Un elemento che può ostacolare questo approccio alla vita quotidiana e che spesso passa inosservato, nonostante tocchi da vicino tutti noi, è la routine.

Vi è mai capitato di iniziare un nuovo lavoro pieni di motivazione, o di concentrarvi su un progetto che vi appassionava, salvo poi sentire la vostra energia affievolirsi con il passare del tempo, senza averne chiaro il motivo?

Qualcosa di simile può accadere anche nelle relazioni interpersonali: è il caso, ad esempio, della fine di un rapporto di lunga data, quando sentimenti ed emozioni, anziché crescere giorno dopo giorno, si indeboliscono fino a spegnersi, anche se nessuno dei due ha fatto un torto all’altro.

In ognuno di questi esempi, tra le varie cause, la routine quotidiana assume un peso non trascurabile.

 

Gli effetti delle piccole certezze quotidiane

Alla nostra mente piace seguire schemi comprovati: tutto ciò che interferisce con l’ordine stabilito, gli avvenimenti abituali e le reazioni prevedibili implica uno sforzo di elaborazione e adattamento alle circostanze, che il cervello preferisce evitare.

Ecco perché la routine è così rassicurante per molte persone: non ci sono sorprese inaspettate che potrebbero turbare il normale andamento di una qualsiasi giornata, non si devono affrontare imprevisti dalle conseguenze incerte e, soprattutto, non ci si deve mettere in gioco né interrogare sulle proprie esigenze o sulle proprie emozioni.

La routine quotidiana assomiglia ad una bolla che protegge dalle interferenze, esterne o interne che siano: più seguiamo il tracciato che meglio conosciamo, senza porci domande su noi stessi, su ciò che vogliamo, sulle nostre relazioni con gli altri e sulla direzione che vogliamo dare alla nostra vita, meno corriamo il rischio di uscire fuori strada e perdere l’orientamento.

Questo atteggiamento, tuttavia, non assicura la serenità, anzi: con il tempo, quella che inizialmente percepiamo come una piacevole quiete può trasformarsi in noia, insoddisfazione, senso di incompletezza.

Le piccole certezze di ogni giorno non fanno che allontanarci sempre più dai nostri autentici desideri e dall’ascolto del nostro Io.

 

Come combattere la noia della routine quotidiana

Gli effetti dell’abitudine sui nostri comportamenti sono stati oggetto di diversi studi in ambito psicologico, nel tentativo di individuare le tecniche efficaci per spezzare la routine.

Una di queste è la cosiddetta “tecnica dello spiazzamento”, che consiste nell’inserire in un contesto abituale, dove le dinamiche sono prevedibili, un dettaglio inaspettato, per portare le persone a riflettere su ciò che stanno vivendo anziché reagire secondo automatismi scontati.

Ad esempio, è stato provato che la maggior parte delle persone ignora gli sconosciuti che chiedono dei soldi per strada.
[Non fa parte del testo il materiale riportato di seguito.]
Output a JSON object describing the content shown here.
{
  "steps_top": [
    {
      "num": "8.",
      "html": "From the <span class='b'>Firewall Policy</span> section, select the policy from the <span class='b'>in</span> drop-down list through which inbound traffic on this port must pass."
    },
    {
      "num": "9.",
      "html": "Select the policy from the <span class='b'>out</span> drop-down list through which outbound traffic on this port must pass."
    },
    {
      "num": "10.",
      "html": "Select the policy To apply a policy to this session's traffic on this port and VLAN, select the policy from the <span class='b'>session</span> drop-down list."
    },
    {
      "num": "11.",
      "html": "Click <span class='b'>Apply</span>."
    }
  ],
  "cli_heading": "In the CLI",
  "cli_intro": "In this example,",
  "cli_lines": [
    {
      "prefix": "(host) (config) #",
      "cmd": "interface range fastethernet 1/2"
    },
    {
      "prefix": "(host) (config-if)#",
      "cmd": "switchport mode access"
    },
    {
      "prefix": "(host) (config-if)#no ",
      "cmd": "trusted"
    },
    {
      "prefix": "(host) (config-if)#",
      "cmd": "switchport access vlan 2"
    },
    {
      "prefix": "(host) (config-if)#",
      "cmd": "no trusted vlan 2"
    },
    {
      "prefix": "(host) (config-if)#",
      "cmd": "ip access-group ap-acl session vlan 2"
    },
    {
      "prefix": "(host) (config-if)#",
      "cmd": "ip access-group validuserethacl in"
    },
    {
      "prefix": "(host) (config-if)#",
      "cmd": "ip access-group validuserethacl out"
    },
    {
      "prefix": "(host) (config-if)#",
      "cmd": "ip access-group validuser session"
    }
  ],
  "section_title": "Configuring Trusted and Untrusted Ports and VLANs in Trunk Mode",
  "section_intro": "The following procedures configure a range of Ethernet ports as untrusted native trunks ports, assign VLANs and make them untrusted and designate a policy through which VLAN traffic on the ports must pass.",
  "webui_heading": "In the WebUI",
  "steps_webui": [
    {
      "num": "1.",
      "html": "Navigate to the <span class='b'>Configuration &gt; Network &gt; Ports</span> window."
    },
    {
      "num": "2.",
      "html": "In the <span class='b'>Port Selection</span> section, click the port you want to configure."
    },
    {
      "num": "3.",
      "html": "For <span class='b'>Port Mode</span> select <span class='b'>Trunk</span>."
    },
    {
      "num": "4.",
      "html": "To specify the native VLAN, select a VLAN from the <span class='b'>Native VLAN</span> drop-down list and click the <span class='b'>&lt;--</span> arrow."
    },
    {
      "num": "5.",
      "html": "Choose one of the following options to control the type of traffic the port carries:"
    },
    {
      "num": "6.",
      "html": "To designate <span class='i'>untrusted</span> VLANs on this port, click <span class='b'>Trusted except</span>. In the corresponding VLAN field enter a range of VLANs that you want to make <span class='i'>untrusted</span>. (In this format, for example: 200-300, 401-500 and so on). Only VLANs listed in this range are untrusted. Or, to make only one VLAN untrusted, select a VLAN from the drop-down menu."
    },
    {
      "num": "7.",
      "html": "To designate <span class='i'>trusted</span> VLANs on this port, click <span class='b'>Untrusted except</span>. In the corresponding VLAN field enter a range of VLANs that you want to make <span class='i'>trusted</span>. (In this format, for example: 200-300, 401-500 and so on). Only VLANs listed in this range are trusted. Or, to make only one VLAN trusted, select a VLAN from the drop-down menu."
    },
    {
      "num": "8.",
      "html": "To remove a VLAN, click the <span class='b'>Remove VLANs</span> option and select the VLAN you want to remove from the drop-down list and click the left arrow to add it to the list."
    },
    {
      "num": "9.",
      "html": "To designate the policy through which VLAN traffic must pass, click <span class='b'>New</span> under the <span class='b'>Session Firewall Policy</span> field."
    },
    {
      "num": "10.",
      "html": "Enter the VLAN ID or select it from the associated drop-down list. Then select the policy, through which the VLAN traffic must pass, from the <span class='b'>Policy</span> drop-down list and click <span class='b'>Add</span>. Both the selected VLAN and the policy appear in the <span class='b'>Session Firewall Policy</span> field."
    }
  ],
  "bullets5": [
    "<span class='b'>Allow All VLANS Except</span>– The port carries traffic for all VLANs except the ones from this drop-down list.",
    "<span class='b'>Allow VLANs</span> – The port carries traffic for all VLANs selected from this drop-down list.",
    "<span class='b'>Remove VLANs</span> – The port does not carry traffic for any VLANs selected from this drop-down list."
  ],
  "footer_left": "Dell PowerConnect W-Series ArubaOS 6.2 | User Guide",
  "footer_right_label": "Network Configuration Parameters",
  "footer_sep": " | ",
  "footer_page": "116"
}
Al contrario, più della metà delle persone accontenta tale richiesta se, anziché chiedere genericamente qualche spicciolo, viene posta la domanda “Avrebbe 37 centesimi?”.

Qual è la spiegazione?

A fare la differenza è l’esattezza della cifra: un particolare inusuale che rompe lo schema della routine e, in un istante, riattiva l’attenzione delle persone, spingendole ad interagire.

Come possiamo applicare questo principio alla nostra vita e combattere la noia della routine quotidiana?

Un metodo ci viene offerto da Igor Sibaldi, autore, filologo e studioso di psicologia del profondo, che spiega come sollevare il velo delle abitudini, superare la paura dell’ignoto e andare oltre i limiti delle piccole certezze quotidiane grazie al Metodo Metafisico.

vivere con entusiasmo

 

Vivere con Entusiasmo: il Metodo Metafisico di Igor Sibaldi

“Io non so niente” e “Io non sono nessuno”: ecco le due “chiavi di volta” con cui il Metodo Metafisico ci permette di guardare ogni attimo della nostra giornata da una prospettiva diversa rispetto a quella comune.

La nostra società identifica tutti noi in un ruolo: chi è genitore, chi è studente, chi è medico e così via.
Allo stesso modo, fin da piccoli impariamo una definizione ben precisa per tutto quello che ci circonda e le norme che regolano tutti i fenomeni del mondo.

Questa forma di conoscenza crea, nella nostra mente, quello che Igor chiama “sottomondo”, cioè un’idea del reale molto limitata, data solo da ciò che sappiamo e che ci è stato insegnato.

Si tratta però di una conoscenza che non ha nulla a che fare con l’esplorazione di se stessi e della realtà circostante, attraverso cui possiamo raggiungere dimensioni molto più vaste rispetto al piccolo sottomondo della nostra vita quotidiana.

Solo chi ha il coraggio di ricominciare a porsi le domande coraggiose che si faceva da bambino, seguendo la curiosità e la sete di sapienza innate in sé, può liberarsi della paura dell’ignoto e risvegliare l’entusiasmo di scoprire ogni giorno un mondo nuovo, muovendo i propri confini sempre un po’ più in là e trasformando ogni momento della propria giornata in una esperienza ricca di sorpresa e stupore.

Questo, per Sibaldi, significa fare Metafisica, come ci spiega in questo video:

 

Per accettare l’invito di Igor e ampliare i tuoi orizzonti sotto la sua guida, clicca qui.

Potrai scoprire tutte le tappe del suo nuovo tour Il Metodo Metafisico e partecipare nella città a te più vicina, esercitandoti insieme a lui ad applicare nella tua quotidianità questo metodo, grazie a cui abbracciare con entusiasmo le infinite opportunità nascoste oltre ciò che conosci.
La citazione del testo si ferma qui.